How strong is your password?

For about a month, someone has been regularly attempting to hack my personal Google account. I can’t do anything to prevent them from trying to hack my Google account. My only defense is to have a good password.

To help me select a strong password, I found a handy website that estimates how long it would take for an average desktop computer to crack a password. It’s called www.howsecureismypassword.net.

How Secure is my Password

How secure is my password?

I’m a system administrator and have a habit of maintaining strong passwords. Checking the strength of my Google password, I found it would take 238 quadrillion years for the average desktop computer to crack. Take that you nefarious Google-account hacker!

How secure are most user passwords?

Curious, I decided to running some tests on other passwords using this tool. These tests slowly increased complexity and length.

  • 0.0456976 seconds to crack “easy” (4 characters)
  • 10 seconds to crack “12340987” (8 numeric characters)
  • 13 minutes to crack “abcdefg” (8 lowercase characters)
  • 61 days to crack “AbcdEfgh” (8 mixed-case characters)
  • 252 days to crack “Abcd1234” (8 mixed-case alphanumeric characters)
  • 3 years to crack “Abc123!@” (8 C0mp!ex characters)
  • 17 thousand years to crack “Abcd1234!@” (10 C0mp!ex characters)
  • 100 million years to crack “Abcd1234!@#$” (12 C0mp!ex characters)
  • 42 trillion years to crack “Abcde12345!@#$%” (15 C0mp!ex characters)
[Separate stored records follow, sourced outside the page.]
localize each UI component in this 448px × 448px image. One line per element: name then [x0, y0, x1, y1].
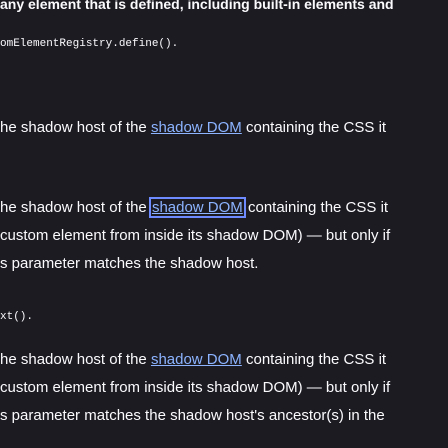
paragraph-2-pre: he shadow host of the	[0, 199, 151, 216]
shadow-dom-link-1[interactable]: shadow DOM	[151, 119, 242, 136]
paragraph-2-line-3: s parameter matches the shadow host.	[0, 255, 259, 272]
paragraph-2-post: containing the CSS it	[243, 199, 389, 216]
code-snippet-ext: xt().	[0, 311, 34, 323]
paragraph-3-line-3: s parameter matches the shadow host's an…	[0, 407, 385, 424]
shadow-dom-link-2[interactable]: shadow DOM	[148, 197, 246, 218]
paragraph-1-pre: he shadow host of the	[0, 119, 151, 136]
paragraph-1-post: containing the CSS it	[241, 119, 387, 136]
paragraph-3-line-2: custom element from inside its shadow DO…	[0, 379, 391, 396]
paragraph-1: he shadow host of the shadow DOM contain…	[0, 118, 386, 138]
paragraph-3-pre: he shadow host of the	[0, 351, 151, 368]
paragraph-3-post: containing the CSS it	[241, 351, 387, 368]
shadow-dom-link-3[interactable]: shadow DOM	[151, 351, 242, 368]
code-snippet-define: omElementRegistry.define().	[0, 38, 179, 50]
paragraph-3-line-1: he shadow host of the shadow DOM contain…	[0, 350, 386, 370]
paragraph-2-line-1: he shadow host of the shadow DOM contain…	[0, 197, 389, 218]
paragraph-2-line-2: custom element from inside its shadow DO…	[0, 227, 391, 244]
top-text: any element that is defined, including b…	[0, 0, 394, 12]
Length Matters (at little cost)

Although complex characters help, password length provides the most value at very little cost (the time it takes for me to type a few more characters).

Let’s say that my password is 15 characters long, that I type 240 characters a minute (4 characters per second), and that I type my password 10 times a day. Knowing this, I can calculate that …

  • An 8 character C0mp!ex password would require 20 seconds of my time per day and would take 3 years to crack
  • A 12 character C0mp!ex password would require 30 seconds of my time per day and would take 100 million years to crack
  • A 16 character C0mp!ex password would require 40 seconds of my time per day and would take 3 quadrillion years to crack

Increasing a 15-character password to 16 characters would require 2.99800 × 1015 more years to crack.

How easy is it to crack most user passwords?

It’s rather easy if you have physical access to their computer. Tools like Ophcrack come as a live Linux CD with prepopulated rainbow tables and can crack user passwords without even installing any software.

Lesson

Add some complexity and length to your password to greatly improve its strength and the security of the systems your password is designed to protect.